The derivative provides us with the rate of change of the function with respect to \(x\). This information is crucial in linear approximations because it helps us understand the behavior of the function near the point of interest. In this example, knowing \(f'(x)\) allows us to estimate how the value of \(\frac{1}{\sqrt[3]{510}}\) changes as \(x\) shifts slightly from an easy-to-calculate point.
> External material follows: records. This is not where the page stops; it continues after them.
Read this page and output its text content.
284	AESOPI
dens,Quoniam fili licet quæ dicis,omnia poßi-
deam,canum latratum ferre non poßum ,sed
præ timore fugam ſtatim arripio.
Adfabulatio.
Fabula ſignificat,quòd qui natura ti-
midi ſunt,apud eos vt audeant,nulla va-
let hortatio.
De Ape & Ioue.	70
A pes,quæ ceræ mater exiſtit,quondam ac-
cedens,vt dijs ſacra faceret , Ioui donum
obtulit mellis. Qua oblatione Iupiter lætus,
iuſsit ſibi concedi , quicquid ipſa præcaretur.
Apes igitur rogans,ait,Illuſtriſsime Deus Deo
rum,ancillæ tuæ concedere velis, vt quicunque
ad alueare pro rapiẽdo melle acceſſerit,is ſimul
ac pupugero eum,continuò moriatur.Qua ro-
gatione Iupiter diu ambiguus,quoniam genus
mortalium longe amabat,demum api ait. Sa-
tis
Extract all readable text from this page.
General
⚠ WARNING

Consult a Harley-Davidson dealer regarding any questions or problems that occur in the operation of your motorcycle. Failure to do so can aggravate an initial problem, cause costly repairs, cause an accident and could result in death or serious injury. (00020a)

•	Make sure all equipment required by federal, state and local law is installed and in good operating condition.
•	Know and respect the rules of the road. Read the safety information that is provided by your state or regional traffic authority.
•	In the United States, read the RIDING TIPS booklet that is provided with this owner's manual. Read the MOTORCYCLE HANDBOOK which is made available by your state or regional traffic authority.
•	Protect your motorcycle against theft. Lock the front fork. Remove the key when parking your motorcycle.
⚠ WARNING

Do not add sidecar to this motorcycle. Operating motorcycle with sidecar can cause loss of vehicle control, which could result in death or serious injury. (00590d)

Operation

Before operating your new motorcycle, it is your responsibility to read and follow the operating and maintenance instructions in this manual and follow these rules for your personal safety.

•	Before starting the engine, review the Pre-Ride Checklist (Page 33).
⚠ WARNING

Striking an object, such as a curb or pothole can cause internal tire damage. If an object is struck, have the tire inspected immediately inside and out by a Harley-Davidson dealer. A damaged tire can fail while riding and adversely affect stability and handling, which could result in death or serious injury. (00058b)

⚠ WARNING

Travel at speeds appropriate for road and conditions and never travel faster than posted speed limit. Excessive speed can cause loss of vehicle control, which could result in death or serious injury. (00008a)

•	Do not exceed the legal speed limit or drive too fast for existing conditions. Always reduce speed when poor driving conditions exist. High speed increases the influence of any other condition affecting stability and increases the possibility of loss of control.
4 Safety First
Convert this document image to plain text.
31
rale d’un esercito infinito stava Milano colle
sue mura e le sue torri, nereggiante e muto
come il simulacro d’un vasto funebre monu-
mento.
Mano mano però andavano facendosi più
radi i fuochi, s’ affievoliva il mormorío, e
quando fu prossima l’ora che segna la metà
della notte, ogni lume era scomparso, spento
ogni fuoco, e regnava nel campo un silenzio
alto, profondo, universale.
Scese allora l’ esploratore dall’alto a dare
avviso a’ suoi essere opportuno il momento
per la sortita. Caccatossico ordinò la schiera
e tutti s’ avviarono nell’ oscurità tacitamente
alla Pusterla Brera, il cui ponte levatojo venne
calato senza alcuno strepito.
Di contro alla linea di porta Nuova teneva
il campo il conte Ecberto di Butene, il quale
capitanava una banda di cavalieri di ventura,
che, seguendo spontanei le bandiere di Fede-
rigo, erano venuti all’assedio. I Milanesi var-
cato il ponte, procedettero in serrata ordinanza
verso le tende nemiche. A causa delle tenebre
Estimating cubic roots involves finding values that are close, yet manageable enough to compute without complex calculations. In this practice problem, we needed to estimate \(\frac{1}{\sqrt[3]{510}}\). We chose a nearby number, 512, which makes calculations smoother because its cubic root is an integer. Specifically, 512 equals \(2^9\), and its cube root is \(2^3 = 8\).
The benefit of choosing nearby estimates, like 512 here, is that it's easier to work with integers and common powers, reducing inevitable calculation errors in real-world scenarios. Such estimations are extremely useful when precise instruments or computers are not accessible, enabling quick mental calculations that are sufficiently accurate for everyday purposes.

Function approximation allows us to predict the behavior of complex functions around a specific point. Linear approximation is a common technique, using tangents of the function to make our predictions. By applying the formula:

• \(L(x) = f(a) + f'(a)(x-a)\).

We substitute known values from our derivative calculation. Here, \(L(x)\) becomes the line that estimates \(f(x)\) near \(a\), where \(a\) is the value chosen near the point of interest.
In this case, linear approximation calculated \(L(510)\) by making use of the chosen \(a = 512\), considering both \(f(a) = \frac{1}{8}\) and \(f'(512)\), resulted in a very manageable approximation. These calculated approximations depict how a function behaves in small interval changes. This helps in quickly estimating complex calculations that would otherwise need higher computational resources.